EXCUSE MY STATE, I’M AS HIGH AS YOUR HOPES

Seth Manchester’s 2023

Aw man, it has not been easy to keep up with Seth Manchester this year. It’s been more than five years since Seth’s otherworldly production on ‘Goodness‘ convinced me to buy every single album that Mr Manchester produced from that point onward. This has lead to around 15 further entries on this list. And a lot of death metal. Well, it stops here.

Well, kinda stops. I use Discogs to keep up with Seth, and going off that they’ve been involved in a total of forty records in 2023 (!), though that is including some rereleases and a handful of albums I can just find no other information on anywhere else. This is obviously unsustainable, especially when you consider that Manchester works on quite a few records that I do not enjoy listening to at all. But there is also some very interesting stuff that I missed out on this year that might have made the list. were I not wasting money on more instrumental noise rock.

So the Seth Manchester run will continue. I still think they’re the greatest rock producer working and they introduce me to music that I’d overwise have no chance of coming into contact with. Already on NE2023 we’ve seen the Manchester produced Lingua Ignota project, who I only know in the first place because of the Seth ties. Only, in the future I’m going to listen to an album first and then decide if it’s likely to be worth me spending money on and adding it to the Necessary Evil rotation. Yeah, I know, you probably thought I did as much already, right? Nope. I’m a fucking idiot. Anyway, I’m going to run down some of the more notable 2023 Seth credits.

BEEN SOME DARK DAYS LATELY AND I’M FINDING IT CRIPPLING

11 Protomartyr: Formal Growth in the Desert

That’s kind of what the Internet or modern life is like. You’re throwing all this stuff—personality, or music, or whatever the hell—into the Internet, and you have no way of really knowing if anybody’s reacting to it. A lot of times you’re just throwing it down a well, or you’re hoping that someone’s hearing you. It’s kind of like people praying to God; it’s the hope that somebody can hear you, but they probably don’t. You especially see it now on Twitter, or X, or whatever the fuck it’s called, you know—the people really kissing the ass of billionaires. (mockingly) “Please, please, look at me!” It’s not a very original thought.

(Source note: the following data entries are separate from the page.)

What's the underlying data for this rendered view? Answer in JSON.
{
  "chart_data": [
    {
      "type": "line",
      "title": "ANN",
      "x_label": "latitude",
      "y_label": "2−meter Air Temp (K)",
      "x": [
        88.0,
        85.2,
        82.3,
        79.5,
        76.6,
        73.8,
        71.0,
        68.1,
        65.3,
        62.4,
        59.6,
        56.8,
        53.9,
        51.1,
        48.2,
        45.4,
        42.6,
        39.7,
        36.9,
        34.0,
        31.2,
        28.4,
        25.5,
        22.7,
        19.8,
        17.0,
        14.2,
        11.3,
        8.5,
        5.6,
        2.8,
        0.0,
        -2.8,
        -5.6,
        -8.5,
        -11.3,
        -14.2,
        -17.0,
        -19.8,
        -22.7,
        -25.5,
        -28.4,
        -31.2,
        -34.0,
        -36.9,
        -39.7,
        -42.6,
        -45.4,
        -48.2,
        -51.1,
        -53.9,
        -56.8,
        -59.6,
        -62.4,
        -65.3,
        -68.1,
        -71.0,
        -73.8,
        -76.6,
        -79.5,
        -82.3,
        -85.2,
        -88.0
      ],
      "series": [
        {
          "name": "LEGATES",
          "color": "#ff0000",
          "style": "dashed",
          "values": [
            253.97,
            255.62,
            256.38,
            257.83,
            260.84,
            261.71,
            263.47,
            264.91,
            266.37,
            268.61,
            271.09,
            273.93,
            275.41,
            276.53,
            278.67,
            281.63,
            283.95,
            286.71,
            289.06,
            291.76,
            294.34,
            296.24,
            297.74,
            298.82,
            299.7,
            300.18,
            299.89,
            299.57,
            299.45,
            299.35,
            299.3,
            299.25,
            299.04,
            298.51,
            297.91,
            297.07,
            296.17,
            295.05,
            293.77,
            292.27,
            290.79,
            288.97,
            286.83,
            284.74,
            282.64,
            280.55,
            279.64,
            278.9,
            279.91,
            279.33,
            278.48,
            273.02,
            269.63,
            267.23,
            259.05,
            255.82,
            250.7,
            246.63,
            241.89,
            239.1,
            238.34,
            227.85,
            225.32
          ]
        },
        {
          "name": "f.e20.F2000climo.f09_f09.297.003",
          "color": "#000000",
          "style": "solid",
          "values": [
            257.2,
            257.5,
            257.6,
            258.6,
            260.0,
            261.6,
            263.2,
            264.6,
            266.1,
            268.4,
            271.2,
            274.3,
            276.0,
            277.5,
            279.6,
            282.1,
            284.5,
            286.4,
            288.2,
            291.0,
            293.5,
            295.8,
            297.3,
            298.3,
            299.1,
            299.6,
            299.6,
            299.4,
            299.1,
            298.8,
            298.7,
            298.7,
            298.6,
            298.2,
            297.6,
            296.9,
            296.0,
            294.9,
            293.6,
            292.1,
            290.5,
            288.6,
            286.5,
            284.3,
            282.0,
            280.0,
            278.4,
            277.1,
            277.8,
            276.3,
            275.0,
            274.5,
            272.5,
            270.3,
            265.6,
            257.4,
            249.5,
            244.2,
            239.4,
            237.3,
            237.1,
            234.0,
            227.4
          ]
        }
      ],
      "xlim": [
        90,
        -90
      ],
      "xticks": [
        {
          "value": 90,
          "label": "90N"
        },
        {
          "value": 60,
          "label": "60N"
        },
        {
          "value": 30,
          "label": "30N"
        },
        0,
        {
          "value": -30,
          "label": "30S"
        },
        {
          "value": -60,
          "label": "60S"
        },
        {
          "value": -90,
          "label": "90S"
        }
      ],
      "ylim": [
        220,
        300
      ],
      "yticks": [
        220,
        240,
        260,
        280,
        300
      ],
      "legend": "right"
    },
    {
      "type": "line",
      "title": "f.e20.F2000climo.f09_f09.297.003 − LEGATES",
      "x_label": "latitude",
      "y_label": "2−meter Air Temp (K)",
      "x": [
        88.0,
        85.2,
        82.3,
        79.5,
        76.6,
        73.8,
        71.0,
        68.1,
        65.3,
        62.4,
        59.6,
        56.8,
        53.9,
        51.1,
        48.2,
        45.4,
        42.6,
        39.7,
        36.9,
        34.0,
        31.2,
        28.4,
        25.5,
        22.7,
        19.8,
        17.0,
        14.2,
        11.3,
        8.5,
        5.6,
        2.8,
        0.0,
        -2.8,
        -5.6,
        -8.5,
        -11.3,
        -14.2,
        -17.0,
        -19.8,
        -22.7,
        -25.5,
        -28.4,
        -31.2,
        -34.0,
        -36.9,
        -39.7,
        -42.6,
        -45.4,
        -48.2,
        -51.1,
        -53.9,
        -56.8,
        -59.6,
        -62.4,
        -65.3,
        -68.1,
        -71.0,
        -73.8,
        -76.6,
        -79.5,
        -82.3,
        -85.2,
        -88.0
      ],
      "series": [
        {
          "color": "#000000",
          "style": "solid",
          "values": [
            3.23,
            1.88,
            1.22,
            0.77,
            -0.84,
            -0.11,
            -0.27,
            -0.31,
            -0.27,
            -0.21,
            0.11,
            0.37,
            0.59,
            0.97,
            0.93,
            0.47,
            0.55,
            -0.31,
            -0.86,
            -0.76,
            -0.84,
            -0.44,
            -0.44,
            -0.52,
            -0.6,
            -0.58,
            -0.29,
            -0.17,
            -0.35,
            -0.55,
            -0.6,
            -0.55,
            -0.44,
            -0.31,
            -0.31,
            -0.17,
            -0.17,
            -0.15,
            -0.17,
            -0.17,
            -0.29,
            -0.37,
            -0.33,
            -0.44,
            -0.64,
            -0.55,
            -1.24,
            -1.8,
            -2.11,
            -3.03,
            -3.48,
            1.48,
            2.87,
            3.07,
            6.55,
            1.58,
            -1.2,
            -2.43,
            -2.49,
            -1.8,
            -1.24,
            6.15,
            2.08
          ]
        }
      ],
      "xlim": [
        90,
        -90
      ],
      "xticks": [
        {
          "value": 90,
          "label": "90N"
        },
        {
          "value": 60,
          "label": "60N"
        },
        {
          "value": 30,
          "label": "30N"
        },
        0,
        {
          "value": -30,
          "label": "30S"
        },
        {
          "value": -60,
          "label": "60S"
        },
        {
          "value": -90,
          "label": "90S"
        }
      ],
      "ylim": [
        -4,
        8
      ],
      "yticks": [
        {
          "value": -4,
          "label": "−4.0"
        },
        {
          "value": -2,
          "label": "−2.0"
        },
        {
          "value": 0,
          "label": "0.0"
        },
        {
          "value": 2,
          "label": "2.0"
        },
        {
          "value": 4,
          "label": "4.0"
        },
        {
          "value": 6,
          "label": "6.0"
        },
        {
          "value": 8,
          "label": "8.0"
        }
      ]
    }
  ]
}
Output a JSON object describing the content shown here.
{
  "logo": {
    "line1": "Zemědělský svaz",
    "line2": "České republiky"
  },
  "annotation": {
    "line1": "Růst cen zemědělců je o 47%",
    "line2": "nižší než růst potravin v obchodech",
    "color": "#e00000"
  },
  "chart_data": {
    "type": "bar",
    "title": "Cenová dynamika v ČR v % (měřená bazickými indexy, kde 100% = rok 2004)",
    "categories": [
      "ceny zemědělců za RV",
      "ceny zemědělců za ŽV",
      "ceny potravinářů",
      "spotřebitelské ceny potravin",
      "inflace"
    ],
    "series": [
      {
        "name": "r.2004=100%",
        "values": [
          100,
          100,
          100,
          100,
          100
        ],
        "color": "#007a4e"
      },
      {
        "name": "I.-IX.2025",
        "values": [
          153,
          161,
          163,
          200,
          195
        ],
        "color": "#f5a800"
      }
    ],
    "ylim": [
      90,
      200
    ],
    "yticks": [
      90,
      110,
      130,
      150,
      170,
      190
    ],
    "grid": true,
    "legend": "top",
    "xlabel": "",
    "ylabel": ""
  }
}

But it is weird that people are basically praying to these billionaires now. “Notice me!” That sort of thing.”

singer Joe Casey explains a a line from Let’s Tip the Creator to Tune Glue

And in explaining how the content they have created comments on mindless content creation, the Swamp Rock David Cameron (Joe Casey) both creates content for one website while also leaving themselves open to be quoted by a second website (hello!) to open a post on why the wider content that included twelve separate but intertwined pieces of created content was the eleventh greatest such collections of content in a near arbitrary period.